Tau and amyloid-related pathologies in the entorhinal cortex have divergent effects in the hippocampal circuit

- Mutated hAPP in entorhinal cortex (EC) increased neuronal excitability in the EC.
- EC co-expression of hTau with hAPP significantly decreased such excitability.
- hAPP expression in EC produced synaptic downscaling of subicular neurons.
- Modeling shows that EC and SUB findings can be recreated by EC interneuron pruning.
- The effect of hTau expression in the EC produced decreased neuronal excitability.

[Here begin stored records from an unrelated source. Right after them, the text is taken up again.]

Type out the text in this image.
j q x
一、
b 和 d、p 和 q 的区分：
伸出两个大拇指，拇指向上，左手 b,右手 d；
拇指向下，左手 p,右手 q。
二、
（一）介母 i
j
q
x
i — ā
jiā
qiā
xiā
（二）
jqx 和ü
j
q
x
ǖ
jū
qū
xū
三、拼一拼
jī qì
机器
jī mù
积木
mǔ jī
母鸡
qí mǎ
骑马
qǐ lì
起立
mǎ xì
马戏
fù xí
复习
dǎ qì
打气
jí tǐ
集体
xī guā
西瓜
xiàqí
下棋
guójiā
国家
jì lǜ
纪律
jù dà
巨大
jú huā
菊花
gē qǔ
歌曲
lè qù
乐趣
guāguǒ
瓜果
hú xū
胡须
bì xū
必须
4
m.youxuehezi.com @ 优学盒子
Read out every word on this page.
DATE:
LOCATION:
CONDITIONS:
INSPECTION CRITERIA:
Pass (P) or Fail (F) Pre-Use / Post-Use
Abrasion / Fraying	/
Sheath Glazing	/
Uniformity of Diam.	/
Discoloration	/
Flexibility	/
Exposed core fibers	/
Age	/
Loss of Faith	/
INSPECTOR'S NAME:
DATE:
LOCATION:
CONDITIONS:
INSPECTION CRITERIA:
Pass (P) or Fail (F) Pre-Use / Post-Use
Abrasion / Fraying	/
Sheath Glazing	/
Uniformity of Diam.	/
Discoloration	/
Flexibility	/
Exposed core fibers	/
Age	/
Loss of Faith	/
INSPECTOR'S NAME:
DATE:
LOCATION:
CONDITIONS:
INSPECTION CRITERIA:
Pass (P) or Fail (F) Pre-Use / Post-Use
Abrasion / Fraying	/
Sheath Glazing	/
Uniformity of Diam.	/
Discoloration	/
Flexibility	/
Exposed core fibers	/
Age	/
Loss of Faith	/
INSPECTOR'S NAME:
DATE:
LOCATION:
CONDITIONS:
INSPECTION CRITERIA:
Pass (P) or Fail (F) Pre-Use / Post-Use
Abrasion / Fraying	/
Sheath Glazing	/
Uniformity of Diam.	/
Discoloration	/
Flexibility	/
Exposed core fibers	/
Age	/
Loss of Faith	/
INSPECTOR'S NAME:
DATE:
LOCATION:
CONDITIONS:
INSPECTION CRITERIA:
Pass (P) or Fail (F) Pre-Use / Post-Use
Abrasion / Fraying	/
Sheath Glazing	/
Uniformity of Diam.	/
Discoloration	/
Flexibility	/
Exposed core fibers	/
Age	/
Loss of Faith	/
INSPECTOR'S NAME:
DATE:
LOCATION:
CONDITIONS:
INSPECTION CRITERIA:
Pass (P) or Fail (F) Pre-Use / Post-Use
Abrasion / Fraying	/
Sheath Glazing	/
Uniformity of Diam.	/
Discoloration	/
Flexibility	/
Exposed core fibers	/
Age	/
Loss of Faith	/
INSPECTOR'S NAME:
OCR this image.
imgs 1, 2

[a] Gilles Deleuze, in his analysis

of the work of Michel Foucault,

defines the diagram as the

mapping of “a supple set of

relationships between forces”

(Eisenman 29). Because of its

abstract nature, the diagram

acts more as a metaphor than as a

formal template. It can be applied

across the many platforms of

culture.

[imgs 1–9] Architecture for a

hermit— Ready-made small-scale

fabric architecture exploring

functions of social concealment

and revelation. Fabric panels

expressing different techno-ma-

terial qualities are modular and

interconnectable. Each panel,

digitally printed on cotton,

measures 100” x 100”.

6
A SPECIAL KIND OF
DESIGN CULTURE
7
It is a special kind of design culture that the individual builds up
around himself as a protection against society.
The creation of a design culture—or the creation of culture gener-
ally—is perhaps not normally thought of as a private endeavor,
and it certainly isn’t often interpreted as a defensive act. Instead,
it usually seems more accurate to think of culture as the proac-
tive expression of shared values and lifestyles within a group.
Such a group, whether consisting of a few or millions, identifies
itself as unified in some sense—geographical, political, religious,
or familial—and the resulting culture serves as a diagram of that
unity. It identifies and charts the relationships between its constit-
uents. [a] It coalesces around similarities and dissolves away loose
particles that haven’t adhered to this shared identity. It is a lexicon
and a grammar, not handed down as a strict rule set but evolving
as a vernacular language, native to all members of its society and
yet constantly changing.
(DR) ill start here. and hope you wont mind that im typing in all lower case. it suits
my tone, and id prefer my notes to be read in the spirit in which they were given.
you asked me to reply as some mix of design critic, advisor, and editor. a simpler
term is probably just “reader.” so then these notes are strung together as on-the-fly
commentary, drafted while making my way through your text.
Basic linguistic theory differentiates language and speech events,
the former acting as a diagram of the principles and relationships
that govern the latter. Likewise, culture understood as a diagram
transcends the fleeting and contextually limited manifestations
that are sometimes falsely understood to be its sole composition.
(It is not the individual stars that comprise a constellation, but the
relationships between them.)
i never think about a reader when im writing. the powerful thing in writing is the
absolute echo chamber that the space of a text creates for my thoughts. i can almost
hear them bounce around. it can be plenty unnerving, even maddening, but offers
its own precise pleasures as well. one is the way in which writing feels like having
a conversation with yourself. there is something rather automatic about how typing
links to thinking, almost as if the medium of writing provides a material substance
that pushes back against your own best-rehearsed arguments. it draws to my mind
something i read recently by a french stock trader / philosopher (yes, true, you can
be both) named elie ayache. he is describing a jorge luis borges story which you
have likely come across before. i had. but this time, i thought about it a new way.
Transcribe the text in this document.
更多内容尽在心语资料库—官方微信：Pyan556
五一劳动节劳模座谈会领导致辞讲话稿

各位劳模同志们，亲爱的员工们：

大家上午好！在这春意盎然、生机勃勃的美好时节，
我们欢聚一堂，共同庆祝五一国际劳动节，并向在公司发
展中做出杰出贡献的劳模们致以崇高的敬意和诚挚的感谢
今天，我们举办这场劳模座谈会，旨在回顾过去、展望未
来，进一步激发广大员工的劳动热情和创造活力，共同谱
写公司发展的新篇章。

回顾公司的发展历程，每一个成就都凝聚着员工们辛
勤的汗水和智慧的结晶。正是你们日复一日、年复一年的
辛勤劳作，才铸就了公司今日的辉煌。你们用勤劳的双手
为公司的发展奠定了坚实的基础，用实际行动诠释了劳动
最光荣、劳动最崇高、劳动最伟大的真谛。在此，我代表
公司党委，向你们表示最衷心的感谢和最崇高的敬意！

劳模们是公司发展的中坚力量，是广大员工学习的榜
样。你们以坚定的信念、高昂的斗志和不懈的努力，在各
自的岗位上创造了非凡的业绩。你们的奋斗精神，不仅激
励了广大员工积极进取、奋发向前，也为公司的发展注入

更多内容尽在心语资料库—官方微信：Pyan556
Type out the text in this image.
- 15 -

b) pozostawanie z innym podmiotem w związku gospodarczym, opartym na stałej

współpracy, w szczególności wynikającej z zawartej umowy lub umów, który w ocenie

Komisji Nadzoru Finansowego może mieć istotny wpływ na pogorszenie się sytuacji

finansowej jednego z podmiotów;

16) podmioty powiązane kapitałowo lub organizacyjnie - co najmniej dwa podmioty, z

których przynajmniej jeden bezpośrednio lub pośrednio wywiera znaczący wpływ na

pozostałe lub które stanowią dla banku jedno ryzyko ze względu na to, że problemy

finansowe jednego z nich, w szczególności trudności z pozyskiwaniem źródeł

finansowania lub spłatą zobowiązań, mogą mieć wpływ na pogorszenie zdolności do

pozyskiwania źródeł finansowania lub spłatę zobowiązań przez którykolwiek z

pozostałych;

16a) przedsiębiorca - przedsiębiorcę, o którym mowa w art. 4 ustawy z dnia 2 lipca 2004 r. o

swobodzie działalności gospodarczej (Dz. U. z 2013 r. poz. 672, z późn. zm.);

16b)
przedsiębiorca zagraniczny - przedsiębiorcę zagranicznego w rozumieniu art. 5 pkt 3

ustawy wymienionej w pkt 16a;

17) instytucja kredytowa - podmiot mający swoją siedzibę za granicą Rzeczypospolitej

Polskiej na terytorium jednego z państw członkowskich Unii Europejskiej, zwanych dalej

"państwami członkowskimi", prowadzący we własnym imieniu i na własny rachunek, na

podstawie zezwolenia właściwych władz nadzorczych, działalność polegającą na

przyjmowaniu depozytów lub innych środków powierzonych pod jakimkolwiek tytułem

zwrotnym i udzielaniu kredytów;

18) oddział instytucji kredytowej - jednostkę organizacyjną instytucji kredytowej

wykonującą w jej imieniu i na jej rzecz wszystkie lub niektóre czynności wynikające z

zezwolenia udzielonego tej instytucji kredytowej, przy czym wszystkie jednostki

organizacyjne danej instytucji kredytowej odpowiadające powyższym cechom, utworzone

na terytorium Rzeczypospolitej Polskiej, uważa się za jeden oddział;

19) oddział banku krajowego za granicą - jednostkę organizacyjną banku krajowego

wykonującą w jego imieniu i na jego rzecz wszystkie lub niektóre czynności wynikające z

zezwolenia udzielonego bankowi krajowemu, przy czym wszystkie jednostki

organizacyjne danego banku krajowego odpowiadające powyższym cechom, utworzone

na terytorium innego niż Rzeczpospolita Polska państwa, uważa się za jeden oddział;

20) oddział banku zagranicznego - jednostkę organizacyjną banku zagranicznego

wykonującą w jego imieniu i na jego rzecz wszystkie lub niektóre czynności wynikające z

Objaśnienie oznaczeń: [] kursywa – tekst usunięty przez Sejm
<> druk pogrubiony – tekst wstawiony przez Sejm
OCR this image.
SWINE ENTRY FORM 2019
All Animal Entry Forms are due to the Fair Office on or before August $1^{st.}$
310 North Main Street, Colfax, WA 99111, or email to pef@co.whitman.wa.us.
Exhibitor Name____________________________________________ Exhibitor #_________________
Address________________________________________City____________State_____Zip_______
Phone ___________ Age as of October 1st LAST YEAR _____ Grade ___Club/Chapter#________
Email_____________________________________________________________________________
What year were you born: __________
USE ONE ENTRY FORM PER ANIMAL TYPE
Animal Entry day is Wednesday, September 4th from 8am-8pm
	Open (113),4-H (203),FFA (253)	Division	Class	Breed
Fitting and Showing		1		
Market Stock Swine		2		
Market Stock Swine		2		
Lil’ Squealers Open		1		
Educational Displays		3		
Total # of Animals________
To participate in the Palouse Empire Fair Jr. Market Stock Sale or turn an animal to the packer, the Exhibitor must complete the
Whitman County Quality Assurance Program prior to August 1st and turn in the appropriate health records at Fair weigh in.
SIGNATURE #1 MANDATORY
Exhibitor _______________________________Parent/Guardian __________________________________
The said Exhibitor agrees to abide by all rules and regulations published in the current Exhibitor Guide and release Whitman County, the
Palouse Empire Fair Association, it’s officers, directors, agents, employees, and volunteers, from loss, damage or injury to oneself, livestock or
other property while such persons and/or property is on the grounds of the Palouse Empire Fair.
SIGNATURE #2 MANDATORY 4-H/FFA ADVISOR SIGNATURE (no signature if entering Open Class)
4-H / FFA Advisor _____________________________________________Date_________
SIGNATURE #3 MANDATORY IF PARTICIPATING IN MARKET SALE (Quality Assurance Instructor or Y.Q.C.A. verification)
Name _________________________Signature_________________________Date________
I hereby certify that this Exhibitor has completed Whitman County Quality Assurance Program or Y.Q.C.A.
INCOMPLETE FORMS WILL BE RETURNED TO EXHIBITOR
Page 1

The entorhinal cortex (EC) is affected early in Alzheimer's disease, an illness defined by a co-occurrence of tau and amyloid-related pathologies. How the co-occurrence of these pathologies in the EC affects the hippocampal circuit remains unknown. Here we address this question by performing electrophysiological analyses of the EC circuit in mice that express mutant human amyloid precursor protein (hAPP) or tau (hTau), or both in the EC. We show that the alterations in the hippocampal circuit are divergent, with hAPP increasing but hTau decreasing neuronal/circuit excitability. Most importantly, mice co-expressing hAPP and hTau show that hTau has a dominant effect, dampening the excitatory effects of hAPP. Additionally, compensatory synaptic downscaling, in response to increased excitability in EC was observed in subicular neurons of hAPP mice. Based on simulations, we propose that EC interneuron pruning can account for both EC hyperexcitability and subicular synaptic downscaling found in mice expressing hAPP.